Scénographie et assistanat à la mise en scène : Charles Chauvet
Costumes : Solène Fourt assistée de Marion Morvan
Création lumière : Léa Maris
Création sonore : Lucas Lelièvre
Régie générale : Jori Desq
Décor : Les ateliers de la comédie Saint-Étienne-CDN

Cie Babel

À partir de 14 ans

 

 

 Un texte d'une grande exigence, d'une grande subtilité, incarné par six comédiens qui transmettent des émotions d'une grande intensité.

 

 Au cœur du propos d'Élise Chatauret et Thomas Pondevie, la violence légitime ou non dans l'affaire des chemises arrachées, à Air France.

 

 La scène, qui a déclenché l'ire du Premier ministre de l'époque et qui fut condamnée de manière quasi unanime, sera reconstituée sur scène, et les propos de Manuel Valls, diffusés.

 

 Cependant, cette scène sera mise en perspective : le mécanisme qui mine les salariés et le plan social qui laisse sur le carreau 2900 employés ne seront pas passés sous silence.

 

 Seront aussi évoqués deux aspects fondamentaux : la responsabilité de l'école et celle du milieu familial.

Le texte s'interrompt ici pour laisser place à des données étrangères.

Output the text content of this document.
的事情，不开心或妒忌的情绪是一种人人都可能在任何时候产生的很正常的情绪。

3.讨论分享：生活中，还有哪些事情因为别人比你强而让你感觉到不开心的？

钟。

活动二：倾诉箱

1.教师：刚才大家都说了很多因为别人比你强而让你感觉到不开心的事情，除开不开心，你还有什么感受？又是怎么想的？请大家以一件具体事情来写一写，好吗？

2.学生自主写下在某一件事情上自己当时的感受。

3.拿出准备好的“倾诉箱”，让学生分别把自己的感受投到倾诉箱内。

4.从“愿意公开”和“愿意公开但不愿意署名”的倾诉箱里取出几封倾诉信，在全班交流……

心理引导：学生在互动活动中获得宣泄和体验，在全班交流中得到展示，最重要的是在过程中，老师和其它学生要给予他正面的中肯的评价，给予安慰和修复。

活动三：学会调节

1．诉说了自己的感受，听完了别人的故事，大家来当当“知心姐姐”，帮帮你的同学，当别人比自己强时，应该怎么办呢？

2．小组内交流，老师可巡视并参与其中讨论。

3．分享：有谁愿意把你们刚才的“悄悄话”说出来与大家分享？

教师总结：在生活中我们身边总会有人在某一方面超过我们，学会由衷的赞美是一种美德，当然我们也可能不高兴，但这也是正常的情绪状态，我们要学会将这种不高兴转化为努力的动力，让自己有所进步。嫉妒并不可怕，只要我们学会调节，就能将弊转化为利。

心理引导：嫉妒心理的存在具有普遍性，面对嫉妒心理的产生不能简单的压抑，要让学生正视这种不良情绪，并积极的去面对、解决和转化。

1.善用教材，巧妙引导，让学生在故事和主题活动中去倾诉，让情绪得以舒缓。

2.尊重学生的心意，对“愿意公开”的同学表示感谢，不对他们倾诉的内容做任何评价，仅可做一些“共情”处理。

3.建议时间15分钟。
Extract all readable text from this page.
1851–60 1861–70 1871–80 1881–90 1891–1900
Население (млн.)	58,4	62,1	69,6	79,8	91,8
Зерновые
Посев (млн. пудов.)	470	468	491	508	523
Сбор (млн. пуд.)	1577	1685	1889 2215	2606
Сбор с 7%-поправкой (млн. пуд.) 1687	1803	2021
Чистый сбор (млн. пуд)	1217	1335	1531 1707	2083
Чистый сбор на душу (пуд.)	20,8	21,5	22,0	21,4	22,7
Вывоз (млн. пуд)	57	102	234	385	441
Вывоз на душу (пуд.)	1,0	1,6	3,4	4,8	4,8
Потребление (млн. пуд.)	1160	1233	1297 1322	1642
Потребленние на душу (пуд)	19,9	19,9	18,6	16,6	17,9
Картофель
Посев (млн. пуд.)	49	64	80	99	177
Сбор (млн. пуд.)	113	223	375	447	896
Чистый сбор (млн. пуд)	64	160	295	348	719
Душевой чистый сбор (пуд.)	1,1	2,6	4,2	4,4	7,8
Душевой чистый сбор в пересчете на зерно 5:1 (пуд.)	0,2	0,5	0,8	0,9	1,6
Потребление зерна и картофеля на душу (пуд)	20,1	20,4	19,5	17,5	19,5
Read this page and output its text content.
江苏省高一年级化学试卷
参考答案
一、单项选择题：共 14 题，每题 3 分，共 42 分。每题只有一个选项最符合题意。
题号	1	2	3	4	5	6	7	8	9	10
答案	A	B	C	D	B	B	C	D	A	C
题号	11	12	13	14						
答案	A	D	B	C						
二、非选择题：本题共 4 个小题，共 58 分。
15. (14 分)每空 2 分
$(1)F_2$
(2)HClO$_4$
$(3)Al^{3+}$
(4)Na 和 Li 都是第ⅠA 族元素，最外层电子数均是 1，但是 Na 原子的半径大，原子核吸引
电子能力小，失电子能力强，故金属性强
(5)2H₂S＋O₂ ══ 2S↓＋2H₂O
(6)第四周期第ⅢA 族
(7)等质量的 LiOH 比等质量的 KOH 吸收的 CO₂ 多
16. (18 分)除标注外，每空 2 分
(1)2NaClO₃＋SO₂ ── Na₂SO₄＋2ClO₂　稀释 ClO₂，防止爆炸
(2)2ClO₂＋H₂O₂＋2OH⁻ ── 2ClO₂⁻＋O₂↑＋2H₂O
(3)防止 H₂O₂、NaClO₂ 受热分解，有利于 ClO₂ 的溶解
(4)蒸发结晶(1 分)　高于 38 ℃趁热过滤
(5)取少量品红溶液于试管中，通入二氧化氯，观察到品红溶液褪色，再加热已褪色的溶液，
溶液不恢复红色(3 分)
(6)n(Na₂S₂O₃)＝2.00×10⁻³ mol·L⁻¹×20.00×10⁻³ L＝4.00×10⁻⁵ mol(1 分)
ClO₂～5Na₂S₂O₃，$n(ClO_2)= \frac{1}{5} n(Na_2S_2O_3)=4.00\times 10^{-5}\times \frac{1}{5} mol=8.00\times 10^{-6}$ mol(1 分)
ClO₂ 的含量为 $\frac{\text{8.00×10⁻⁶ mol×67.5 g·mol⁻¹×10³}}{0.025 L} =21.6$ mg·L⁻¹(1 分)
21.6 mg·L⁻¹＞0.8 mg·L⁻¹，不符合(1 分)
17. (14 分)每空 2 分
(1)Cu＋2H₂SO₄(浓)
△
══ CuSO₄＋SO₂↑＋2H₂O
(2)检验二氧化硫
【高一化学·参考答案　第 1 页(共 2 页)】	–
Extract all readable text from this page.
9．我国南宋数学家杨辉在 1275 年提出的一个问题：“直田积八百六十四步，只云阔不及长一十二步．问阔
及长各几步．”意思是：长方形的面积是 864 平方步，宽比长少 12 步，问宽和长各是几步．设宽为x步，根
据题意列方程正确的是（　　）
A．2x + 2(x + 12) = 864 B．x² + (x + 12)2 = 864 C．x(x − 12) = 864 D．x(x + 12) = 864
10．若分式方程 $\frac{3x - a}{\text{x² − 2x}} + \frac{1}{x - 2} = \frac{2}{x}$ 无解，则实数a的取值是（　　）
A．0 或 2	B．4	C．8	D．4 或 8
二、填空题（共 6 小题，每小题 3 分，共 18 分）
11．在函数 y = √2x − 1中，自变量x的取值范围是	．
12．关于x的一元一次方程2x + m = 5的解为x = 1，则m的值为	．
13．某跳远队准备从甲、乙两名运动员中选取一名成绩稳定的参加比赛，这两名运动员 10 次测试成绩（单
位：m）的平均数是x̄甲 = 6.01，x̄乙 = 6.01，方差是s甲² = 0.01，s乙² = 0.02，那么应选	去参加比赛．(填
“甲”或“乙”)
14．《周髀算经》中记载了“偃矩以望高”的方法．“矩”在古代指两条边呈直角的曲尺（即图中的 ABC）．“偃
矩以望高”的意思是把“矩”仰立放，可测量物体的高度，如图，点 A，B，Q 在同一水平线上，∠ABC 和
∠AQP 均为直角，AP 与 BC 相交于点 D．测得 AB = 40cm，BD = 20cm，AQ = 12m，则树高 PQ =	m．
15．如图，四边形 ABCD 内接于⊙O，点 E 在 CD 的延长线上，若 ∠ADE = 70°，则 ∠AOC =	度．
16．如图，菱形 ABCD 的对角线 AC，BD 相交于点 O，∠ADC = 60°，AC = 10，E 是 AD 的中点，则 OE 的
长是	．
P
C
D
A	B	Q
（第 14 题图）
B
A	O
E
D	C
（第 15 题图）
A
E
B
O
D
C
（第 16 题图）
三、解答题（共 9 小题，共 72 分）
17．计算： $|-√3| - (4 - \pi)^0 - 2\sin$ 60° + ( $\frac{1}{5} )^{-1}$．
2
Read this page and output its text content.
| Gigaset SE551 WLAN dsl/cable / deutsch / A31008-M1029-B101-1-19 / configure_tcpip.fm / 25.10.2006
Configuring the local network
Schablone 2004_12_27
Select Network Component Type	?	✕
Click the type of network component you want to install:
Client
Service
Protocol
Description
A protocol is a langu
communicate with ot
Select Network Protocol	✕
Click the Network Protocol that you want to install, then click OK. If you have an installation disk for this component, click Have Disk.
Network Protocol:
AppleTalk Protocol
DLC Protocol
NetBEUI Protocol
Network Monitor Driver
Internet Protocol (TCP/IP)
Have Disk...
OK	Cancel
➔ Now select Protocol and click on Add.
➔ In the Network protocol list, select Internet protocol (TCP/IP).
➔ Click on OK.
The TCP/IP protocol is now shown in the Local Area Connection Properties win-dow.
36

Nous sommes tous influencés considérablement par notre environnement, et les tensions dans le monde du travail peuvent être imputées à l'école ou à la famille.

 

 La force de la mise en scène est de nous montrer à quel point l'éducation est primordiale et façonne les êtres. Sur scène, quand les adultes travaillent, le décor de l'école et celui de la maison familiale sont présents.

 

 On se demande quelles valeurs on a inculqué aux adultes d'aujourd'hui et aussi ce qu'on n'a pas su leur apprendre. Car nous sommes face à la faillite d'un système où la violence est présente dès l'enfance.

 

 La pièce alterne les scènes dans les diverses sphères, où chacun réagit différemment mais où se dégagent peu à peu des vérités bonnes à dire et à montrer.

 

 Les bambins, incarnés par les comédiens dans une salle de classe, tiennent chacun un discours qui ne laisse pas indifférent et ils ont la chance d'avoir un professeur à l'écoute.

 

 Les auteurs font preuve de beaucoup d'humour et la parole n'est ni militante ni dogmatique mais suscite le questionnement.

 

 Pourtant, la certitude finit par remplacer le questionnement chez certains personnages : le cri du cœur de l'homme absurde, au sens où Albert Camus l'emploie, finit par résonner car l'homme se rend compte qu'il est privé d'espoir et, dans l'adversité, il choisit la révolte et la violence. Le comédien Manumatte livre une performance fantastique : son personnage refuse l'acrasie, le renoncement à ses valeurs et exprime son désarroi haut et fort dans une scène mémorable où il joue un DRH qui ne supporte plus qu'on malmène éhontément les salariés qui ont tant donné à leur entreprise.

 

 L'interprétation des comédiens est fascinante, ils sont tous formidables : ils forment une bien belle équipe et sont épatants dans chaque rôle : employé, parent, enfant.  Une distribution homogène d'un si haut niveau ne peut que réjouir l'auditoire.

 

 François Clavier, en enfant lunaire, est irrésistible à la fin.

 

 Le décor et les lumières mettent en valeur le jeu des interprètes.

 

 Le propos est dense et je ne veux pas trop en écrire pour ne pas gâcher le plaisir du spectateur. 

 

 La représentation m'a particulièrement ému vers la fin et j'étais encore très impliqué émotionnellement, de longues minutes après la représentation.

 

 Une pièce aussi bien construite, qui donne à réfléchir et qui émeut autant, vaut résolument le détour.

 

 

 

 

Publié le 18 octobre 2023.

Au Théâtre des Quartiers d'Ivry jusqu'au 20 octobre.